Empezaron a murmurar y protestar.
Eran un grupo reducido de humanos cuya incesante conversación rebotaba en aquellas superficies alienígenas. Nigel sonrió.
Sus sueños volaban en dirección a la Tierra. Debería convencerles.
… Escabullámonos todos de aquí una de estas noches.
Pero sabía que podía convencerlos. El resto de la humanidad se debatía enfrentada a la guerra atómica y a una invasión brutal. Si este grupo pequeño no aprovechaba la oportunidad, moraría para siempre en las tinieblas de la ignorancia, convertidos todos en víctimas, en presas.
… Y vayamos en pos de emocionantes aventuras entre los Injuns.
No se podía retroceder ahora.
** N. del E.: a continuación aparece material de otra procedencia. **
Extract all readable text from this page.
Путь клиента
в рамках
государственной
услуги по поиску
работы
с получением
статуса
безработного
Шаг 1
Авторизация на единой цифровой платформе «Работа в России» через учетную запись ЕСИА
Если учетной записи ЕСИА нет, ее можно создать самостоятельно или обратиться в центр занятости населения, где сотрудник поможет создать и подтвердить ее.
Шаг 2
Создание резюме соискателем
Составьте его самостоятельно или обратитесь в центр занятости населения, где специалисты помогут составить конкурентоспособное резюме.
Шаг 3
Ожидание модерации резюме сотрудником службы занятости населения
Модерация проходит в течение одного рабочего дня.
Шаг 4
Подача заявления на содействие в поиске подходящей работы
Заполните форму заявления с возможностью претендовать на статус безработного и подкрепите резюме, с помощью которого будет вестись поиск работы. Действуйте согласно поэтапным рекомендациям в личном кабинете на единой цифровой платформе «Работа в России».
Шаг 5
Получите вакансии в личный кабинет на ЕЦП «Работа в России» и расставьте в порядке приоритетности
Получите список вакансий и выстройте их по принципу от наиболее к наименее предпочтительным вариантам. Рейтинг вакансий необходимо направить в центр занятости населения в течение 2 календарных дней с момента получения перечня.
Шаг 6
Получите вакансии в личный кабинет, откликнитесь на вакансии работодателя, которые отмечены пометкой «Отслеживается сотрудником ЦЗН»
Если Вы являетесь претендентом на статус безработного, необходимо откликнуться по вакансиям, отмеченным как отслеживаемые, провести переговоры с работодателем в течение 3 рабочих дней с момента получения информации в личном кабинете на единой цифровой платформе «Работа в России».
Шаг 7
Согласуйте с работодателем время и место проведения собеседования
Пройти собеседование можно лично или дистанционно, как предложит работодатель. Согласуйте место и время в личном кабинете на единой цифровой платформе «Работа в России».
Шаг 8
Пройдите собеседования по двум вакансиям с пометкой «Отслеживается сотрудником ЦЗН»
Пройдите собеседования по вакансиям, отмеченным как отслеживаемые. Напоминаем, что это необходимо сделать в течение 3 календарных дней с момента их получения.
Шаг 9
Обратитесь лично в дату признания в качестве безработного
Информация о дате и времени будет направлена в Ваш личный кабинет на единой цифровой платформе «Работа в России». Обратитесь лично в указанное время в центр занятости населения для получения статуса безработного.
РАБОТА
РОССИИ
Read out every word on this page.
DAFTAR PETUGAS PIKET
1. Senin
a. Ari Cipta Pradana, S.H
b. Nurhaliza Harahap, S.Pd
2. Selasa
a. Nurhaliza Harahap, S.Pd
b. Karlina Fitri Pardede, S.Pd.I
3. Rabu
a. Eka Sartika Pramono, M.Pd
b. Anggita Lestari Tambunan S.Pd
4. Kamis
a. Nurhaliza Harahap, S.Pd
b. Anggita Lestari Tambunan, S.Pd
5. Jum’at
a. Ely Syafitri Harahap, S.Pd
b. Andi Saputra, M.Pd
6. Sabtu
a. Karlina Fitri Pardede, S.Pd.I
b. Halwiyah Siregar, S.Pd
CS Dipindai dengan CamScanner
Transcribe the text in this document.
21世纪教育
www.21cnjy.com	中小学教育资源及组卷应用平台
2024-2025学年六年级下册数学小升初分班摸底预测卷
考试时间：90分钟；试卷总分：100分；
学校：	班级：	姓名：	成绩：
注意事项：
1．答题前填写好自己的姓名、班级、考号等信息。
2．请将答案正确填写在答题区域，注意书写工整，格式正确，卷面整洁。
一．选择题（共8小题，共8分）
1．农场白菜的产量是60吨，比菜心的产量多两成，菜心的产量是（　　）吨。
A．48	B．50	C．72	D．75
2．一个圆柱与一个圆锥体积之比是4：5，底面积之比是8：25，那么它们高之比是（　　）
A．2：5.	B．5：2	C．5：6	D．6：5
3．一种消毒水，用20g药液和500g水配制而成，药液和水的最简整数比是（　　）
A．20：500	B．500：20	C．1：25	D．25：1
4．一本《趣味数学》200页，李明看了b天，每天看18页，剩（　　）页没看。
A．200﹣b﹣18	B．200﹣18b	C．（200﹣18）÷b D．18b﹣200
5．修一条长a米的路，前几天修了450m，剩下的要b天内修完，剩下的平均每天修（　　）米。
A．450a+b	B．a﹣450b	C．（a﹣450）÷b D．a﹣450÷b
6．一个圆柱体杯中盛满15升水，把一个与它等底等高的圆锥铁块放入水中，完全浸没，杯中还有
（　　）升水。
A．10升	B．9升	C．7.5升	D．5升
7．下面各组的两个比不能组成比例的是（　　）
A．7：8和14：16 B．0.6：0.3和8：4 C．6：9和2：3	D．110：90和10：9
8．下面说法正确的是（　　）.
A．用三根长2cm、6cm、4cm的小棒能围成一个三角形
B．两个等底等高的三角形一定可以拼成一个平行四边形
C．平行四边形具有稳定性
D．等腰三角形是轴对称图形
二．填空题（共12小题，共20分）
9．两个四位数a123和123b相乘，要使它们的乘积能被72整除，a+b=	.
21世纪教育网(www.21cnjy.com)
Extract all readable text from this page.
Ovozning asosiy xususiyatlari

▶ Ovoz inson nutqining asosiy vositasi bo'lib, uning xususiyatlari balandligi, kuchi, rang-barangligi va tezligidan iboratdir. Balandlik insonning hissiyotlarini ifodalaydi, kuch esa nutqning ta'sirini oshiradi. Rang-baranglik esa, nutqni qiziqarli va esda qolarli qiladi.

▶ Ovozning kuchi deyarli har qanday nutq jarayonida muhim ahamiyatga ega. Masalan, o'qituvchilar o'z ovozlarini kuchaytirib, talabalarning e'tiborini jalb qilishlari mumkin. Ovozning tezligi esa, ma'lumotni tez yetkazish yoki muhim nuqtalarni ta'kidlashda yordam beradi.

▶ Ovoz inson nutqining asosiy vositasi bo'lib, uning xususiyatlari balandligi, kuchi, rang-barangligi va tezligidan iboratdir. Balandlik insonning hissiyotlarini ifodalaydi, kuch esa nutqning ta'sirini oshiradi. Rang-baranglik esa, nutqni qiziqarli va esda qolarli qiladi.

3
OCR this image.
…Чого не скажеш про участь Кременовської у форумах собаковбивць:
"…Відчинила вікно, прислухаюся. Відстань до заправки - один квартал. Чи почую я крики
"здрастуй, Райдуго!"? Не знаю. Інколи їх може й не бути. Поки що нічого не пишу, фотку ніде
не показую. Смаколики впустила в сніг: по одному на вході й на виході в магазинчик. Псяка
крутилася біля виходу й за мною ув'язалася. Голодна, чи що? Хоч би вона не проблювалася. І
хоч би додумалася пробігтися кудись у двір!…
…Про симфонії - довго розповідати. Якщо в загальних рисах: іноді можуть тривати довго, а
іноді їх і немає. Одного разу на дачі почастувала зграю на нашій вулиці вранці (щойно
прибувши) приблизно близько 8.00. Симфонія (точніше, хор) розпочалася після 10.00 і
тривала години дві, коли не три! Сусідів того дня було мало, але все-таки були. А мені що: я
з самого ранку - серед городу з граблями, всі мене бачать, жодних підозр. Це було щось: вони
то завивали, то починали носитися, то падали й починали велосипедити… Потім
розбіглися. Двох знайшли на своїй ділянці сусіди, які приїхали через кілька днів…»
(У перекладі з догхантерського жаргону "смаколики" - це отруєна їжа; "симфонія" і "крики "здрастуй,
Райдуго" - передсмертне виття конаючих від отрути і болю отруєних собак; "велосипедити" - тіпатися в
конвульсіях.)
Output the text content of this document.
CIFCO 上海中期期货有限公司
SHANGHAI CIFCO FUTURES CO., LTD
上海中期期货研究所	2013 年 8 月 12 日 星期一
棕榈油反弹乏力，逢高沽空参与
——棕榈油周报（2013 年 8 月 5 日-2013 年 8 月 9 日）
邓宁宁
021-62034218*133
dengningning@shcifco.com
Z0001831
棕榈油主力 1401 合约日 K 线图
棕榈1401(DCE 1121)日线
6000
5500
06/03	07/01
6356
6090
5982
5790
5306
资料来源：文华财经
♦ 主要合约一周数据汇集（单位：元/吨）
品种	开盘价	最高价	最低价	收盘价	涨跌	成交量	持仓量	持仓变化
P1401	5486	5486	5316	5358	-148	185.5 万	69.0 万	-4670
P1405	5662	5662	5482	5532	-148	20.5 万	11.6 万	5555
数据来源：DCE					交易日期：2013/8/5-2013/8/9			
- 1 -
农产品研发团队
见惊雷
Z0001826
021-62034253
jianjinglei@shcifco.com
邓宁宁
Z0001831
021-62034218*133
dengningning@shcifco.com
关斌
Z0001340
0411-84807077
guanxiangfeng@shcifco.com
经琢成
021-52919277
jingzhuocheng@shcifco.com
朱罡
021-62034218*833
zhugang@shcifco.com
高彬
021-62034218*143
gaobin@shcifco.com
Tal vez no había habido nunca ninguna posibilidad de dar la espalda a lo que se hallaba aquí. Esa había sido su opinión durante mucho tiempo, desde los primeros asomos vagos de comprensión en el soleado laboratorio de Propulsión a Chorro, perdido hacía tanto. Era extraño, ahora casi sentía nostalgia de aquel lugar.
Ahora que sabía a ciencia cierta que nunca volvería a verlo.
Siempre se daba la apertura al exterior, y siempre ganaría.
… Por el territorio.
Señaló el disco sombrío, rotatorio, de incontables estrellas febriles. Mensajes insondables recorrían las superficies acolchadas.
… y yo dije: de acuerdo, eso me conviene.
—Vamos —dijo él y señaló el centro galáctico.